The battle of Vimy Ridge was a very important stage in World War 1. Although, the battle only lasted 4 days, it was arguably the greatest victory Canada had accomplished in the war and helped give the Triple Entente the advantage at the time. This segment of the war began on April 9, 1917, and ended on April 12, 1917.
Vimy Ridge is approximately 10 miles away from the city of Arras, and it was considered a very strategic battlefield due to its changes in elevation. If one side used the height wisely, then they would have a huge advantage over the enemy. This was the case in October of 1914, where Germany seized control of the high ground of Vimy Ridge. On April 9, 1917, the German 6th division stood atop their hill. France attempted to defeat this German division, but the high ground prevailed and the Germans shot down 150,000 French casualties. The British army also tried, but they were pushed back before they could plan a major attack.
The Canadian army was led by Sir Arthur Currie, and for the first time in WW1, all 4 Canadian divisions fought in the same segment of the war. The Canadian army pushed forward towards the ridge at 5:30 am on April 9,1917, and this shows just what inconvenient timings the troops started battling. Currie outlined a “creeping barrage” plan, where one portion of Canadian army slowly crept up the hill and the other portion fired a barrage of bombs, distracting the Germans. The plan was also a disadvantage for the Germans because it forced them to stay in their dugouts and away from their machine guns. However, the creeping barrage was a very tense situation and many Canadians creeping up the hill were likely to panic and accidentally mess up the plan for the rest of the troops. Additionally, the sight of their friends and allies dying from the bombings was a horrendous and difficult sight to overcome. However, the Canadians’ bravery and courage kept them going. In some spots, the Canadian troops were less than 25 metres from the German troops, which made for some very tense battle situations. To allow the troops to move to the battle zone more easily, the Canadians dug underground tunnels in which they travelled in.

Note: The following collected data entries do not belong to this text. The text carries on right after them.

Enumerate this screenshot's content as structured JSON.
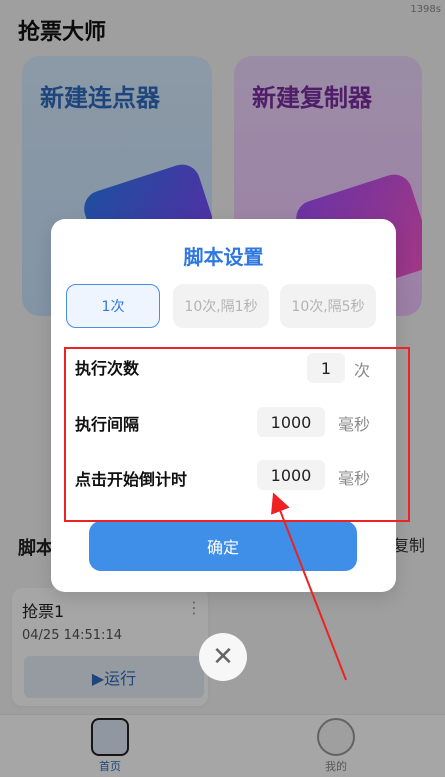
{
  "status": {
    "corner_text": "1398s"
  },
  "app": {
    "title": "抢票大师"
  },
  "cards": {
    "left": {
      "title": "新建连点器"
    },
    "right": {
      "title": "新建复制器"
    }
  },
  "section": {
    "label": "脚本",
    "copy_label": "复制"
  },
  "recent": {
    "name": "抢票1",
    "time": "04/25 14:51:14",
    "more": "⋮",
    "run_label": "▶运行"
  },
  "nav": {
    "home_label": "首页",
    "me_label": "我的"
  },
  "modal": {
    "title": "脚本设置",
    "presets": [
      "1次",
      "10次,隔1秒",
      "10次,隔5秒"
    ],
    "rows": [
      {
        "label": "执行次数",
        "value": "1",
        "unit": "次"
      },
      {
        "label": "执行间隔",
        "value": "1000",
        "unit": "毫秒"
      },
      {
        "label": "点击开始倒计时",
        "value": "1000",
        "unit": "毫秒"
      }
    ],
    "confirm_label": "确定"
  },
  "close": {
    "icon": "close-icon",
    "glyph": "✕"
  },
  "colors": {
    "accent": "#3f8ee8",
    "annotation": "#e22222"
  }
}
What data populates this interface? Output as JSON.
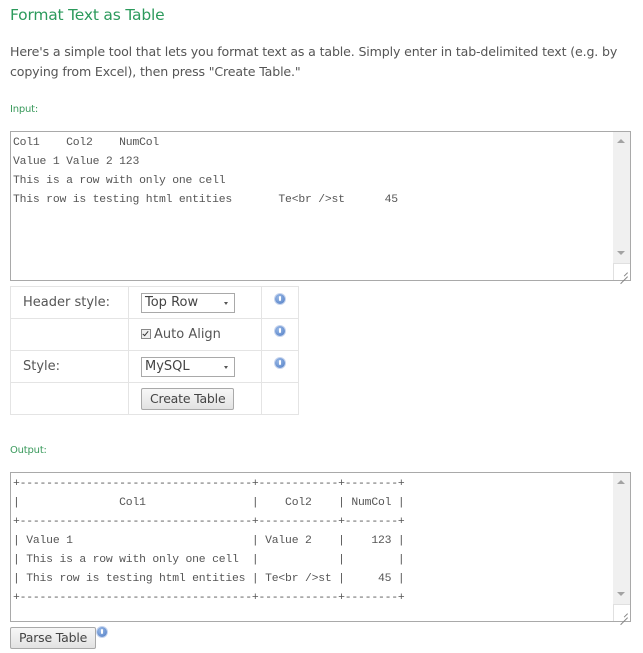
{
  "page": {
    "title": "Format Text as Table",
    "intro": "Here's a simple tool that lets you format text as a table. Simply enter in tab-delimited text (e.g. by copying from Excel), then press \"Create Table.\""
  },
  "input": {
    "label": "Input:",
    "value": "Col1\tCol2\tNumCol\nValue 1 Value 2 123\nThis is a row with only one cell\nThis row is testing html entities\tTe<br />st\t45"
  },
  "options": {
    "header_style": {
      "label": "Header style:",
      "selected": "Top Row",
      "info_icon": "info-icon"
    },
    "auto_align": {
      "label": "Auto Align",
      "checked": true,
      "info_icon": "info-icon"
    },
    "style": {
      "label": "Style:",
      "selected": "MySQL",
      "info_icon": "info-icon"
    },
    "create_button": "Create Table"
  },
  "output": {
    "label": "Output:",
    "value": "+-----------------------------------+------------+--------+\n|               Col1                |    Col2    | NumCol |\n+-----------------------------------+------------+--------+\n| Value 1                           | Value 2    |    123 |\n| This is a row with only one cell  |            |        |\n| This row is testing html entities | Te<br />st |     45 |\n+-----------------------------------+------------+--------+"
  },
  "parse": {
    "button": "Parse Table",
    "info_icon": "info-icon"
  },
  "colors": {
    "title": "#2c9a5c",
    "label": "#3a9a5c",
    "text": "#555555",
    "info_icon": "#4a78c2"
  }
}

By that afternoon of April 9, the two front lines of German troops were cleared by the Canadian army. They kept fighting with perseverance and successfully managed to sweep the entire German 6th division off the ridge by April 12, 1917, after 3 days of a hard-fought battle. When the highest point in the battle, Hill 145 was captured by the Canadians, the strategy had succeeded and Vimy Ridge remained in control of the Triple Entente for the rest of the war. However, the success of this battle did not come without its drawbacks. More than 10,000 Canadian casualties occurred in this battle, lasting just 3 days. Of these casualties, more than 3000 soldiers were killed. From the bombings, the German forces sustained 20,000 casualties.